21st-Century Solutions in Medicine

Health industry startups and SMEs could present and introduce themselves at what is called SmartHealth Meetup, hosted by University of Debrecen Technology and Knowledge Transfer Center on November 16 at Nagyerdei Víztorony during the course of Startup Week.

At the first SmartHealth Meetup, participants had a chance to gain profound insight into the operation of university startups and to learn about business incubators that support the market implementation of innovative ideas. In his welcoming address, Center Director Tamás Bene emphasized that he and his colleagues would like to make this forum a regular opportunity for anyone who is involved or interested in health industry innovation to promote themselves and/or their findings.

One of the innovations highlighted at the event was the application InSimu, which had represented Hungary at Microsoft’s worldwide contest earlier this year, developed by medical and IT students of the University of Debrecen to prompt and facilitate complex diagnostic thinking and strategies.

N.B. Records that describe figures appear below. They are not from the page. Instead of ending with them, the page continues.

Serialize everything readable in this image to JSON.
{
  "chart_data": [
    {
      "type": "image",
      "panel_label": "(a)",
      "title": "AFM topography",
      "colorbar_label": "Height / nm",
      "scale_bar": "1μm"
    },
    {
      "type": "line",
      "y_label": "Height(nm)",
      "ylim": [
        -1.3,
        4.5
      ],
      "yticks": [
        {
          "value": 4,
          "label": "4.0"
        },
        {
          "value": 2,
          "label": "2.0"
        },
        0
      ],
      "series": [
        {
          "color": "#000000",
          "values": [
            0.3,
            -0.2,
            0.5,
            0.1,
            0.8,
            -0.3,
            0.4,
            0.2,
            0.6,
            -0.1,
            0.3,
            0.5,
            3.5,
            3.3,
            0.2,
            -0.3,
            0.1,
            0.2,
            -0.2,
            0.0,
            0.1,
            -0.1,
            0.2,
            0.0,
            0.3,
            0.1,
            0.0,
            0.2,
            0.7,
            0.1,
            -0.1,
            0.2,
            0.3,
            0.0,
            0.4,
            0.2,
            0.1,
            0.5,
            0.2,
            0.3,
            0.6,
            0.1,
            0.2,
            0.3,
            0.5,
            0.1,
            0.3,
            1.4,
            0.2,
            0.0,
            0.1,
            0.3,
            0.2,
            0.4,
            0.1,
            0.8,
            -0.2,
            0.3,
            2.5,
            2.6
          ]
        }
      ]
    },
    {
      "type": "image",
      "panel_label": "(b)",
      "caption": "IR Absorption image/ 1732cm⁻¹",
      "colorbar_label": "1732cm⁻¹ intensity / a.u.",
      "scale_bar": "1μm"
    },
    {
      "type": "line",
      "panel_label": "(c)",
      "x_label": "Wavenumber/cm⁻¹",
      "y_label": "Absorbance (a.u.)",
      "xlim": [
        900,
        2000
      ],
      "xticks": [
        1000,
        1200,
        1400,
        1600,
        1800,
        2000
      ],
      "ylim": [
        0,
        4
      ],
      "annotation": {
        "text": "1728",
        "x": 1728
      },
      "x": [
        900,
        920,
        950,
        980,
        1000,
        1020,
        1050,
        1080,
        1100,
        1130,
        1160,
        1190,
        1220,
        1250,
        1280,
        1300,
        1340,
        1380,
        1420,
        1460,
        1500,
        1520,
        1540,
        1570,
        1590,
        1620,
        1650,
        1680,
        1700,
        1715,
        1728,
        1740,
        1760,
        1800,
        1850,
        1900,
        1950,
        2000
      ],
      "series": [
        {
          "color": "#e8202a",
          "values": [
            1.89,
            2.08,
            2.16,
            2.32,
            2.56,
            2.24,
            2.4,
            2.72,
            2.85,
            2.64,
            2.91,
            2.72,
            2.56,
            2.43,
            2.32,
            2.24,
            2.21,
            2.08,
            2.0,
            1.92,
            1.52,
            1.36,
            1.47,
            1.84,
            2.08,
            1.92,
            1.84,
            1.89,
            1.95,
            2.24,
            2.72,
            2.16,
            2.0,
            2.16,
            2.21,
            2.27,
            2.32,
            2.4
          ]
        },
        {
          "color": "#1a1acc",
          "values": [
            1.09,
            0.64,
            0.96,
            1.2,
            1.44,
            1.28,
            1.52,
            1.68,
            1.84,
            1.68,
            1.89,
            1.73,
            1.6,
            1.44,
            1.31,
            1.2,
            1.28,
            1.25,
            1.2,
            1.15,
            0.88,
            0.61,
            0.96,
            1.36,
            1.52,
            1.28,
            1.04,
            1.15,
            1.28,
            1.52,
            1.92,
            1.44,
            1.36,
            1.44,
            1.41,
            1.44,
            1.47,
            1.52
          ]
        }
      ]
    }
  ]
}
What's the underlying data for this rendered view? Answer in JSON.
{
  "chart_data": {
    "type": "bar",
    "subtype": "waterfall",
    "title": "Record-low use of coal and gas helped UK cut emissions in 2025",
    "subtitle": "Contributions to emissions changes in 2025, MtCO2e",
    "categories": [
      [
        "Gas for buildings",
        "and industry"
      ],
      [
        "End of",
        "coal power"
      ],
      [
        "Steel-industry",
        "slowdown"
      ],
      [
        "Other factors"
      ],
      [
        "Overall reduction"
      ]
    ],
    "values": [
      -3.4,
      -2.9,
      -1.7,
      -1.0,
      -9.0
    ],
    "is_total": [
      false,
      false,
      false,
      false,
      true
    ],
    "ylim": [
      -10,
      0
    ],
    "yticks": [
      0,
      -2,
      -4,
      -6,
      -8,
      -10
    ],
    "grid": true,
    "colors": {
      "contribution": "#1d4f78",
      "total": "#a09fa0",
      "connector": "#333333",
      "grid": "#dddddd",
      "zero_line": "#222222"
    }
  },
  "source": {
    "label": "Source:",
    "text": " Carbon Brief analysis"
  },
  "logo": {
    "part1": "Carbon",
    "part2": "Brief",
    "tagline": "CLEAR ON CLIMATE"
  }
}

Programmer Tamás Katona recalled how, from an opinion poll that they had taken with the participation of medical students at the University of Debrecen, it turned out that the latter had been very much satisfied with the theoretical side of their program but they had thought they would need more help and support in patient-doctor relations and in establishing diagnoses. InSimu now makes it possible for them to give specific diagnoses related to concrete illnesses and to practice reaching hypothetical ones. This application is the only one of its kind available in the market today, and its beta testing process is scheduled to start at the University of Debrecen in 2017.

What is already available and downloadable to all and any platforms however, is the program called RF Anatomy. This latter has been accessed by more than twenty thousand users worldwide, which means that, by now, the application that was created at the University of Debrecen has been downloaded to smart devices in a hundred and forty countries altogether.

Medical students in Debrecen had simply wished to come up with a program that would be of the same quality as the contents of so many expensive anatomy textbooks but not necessarily beyond the pockets of the average student. Their product, whose top markets currently are in the USA, Brazil, Russia, and the UK, is designed to be complemented next year: it is going to focus not just on efficient acquisition of knowledge regarding human anatomy but is also expected to accompany students as a useful tool and a complex system of information throughout their entire six-year-long medical program.

Audiences at SmartHealth Meetup could also familiarize themselves with the method called Prelife, developed to treat human infertility in order to ameliorate the proportion of infertile couples participating in test tube baby or IVF programs with a chance of success (currently, but one-fourth of as many as one hundred and fifty thousand couples in Hungary only).

Bálint László Bálint, Head of Laboratory at Center for Genomics and Personalized Medicine of the University of Debrecen, outlined the procedure that can be used to explore the condition of the endometrium through methods of molecular biology and improve the efficiency ratio of embryo implantation with the help of the information gained. He and his colleagues have developed an examination based upon a principle in molecular biology with which the doctor conducting in vitro fertilization can personalize the implantation protocol.

He wished to underline that their revolutionary idea, which had been put forward originally at the University of Debrecen, was designed to be implemented in a way that it could be completed in any laboratory. At present, the project is in the research phase, with the relevant data currently under analysis also in the laboratories of the University of Debrecen.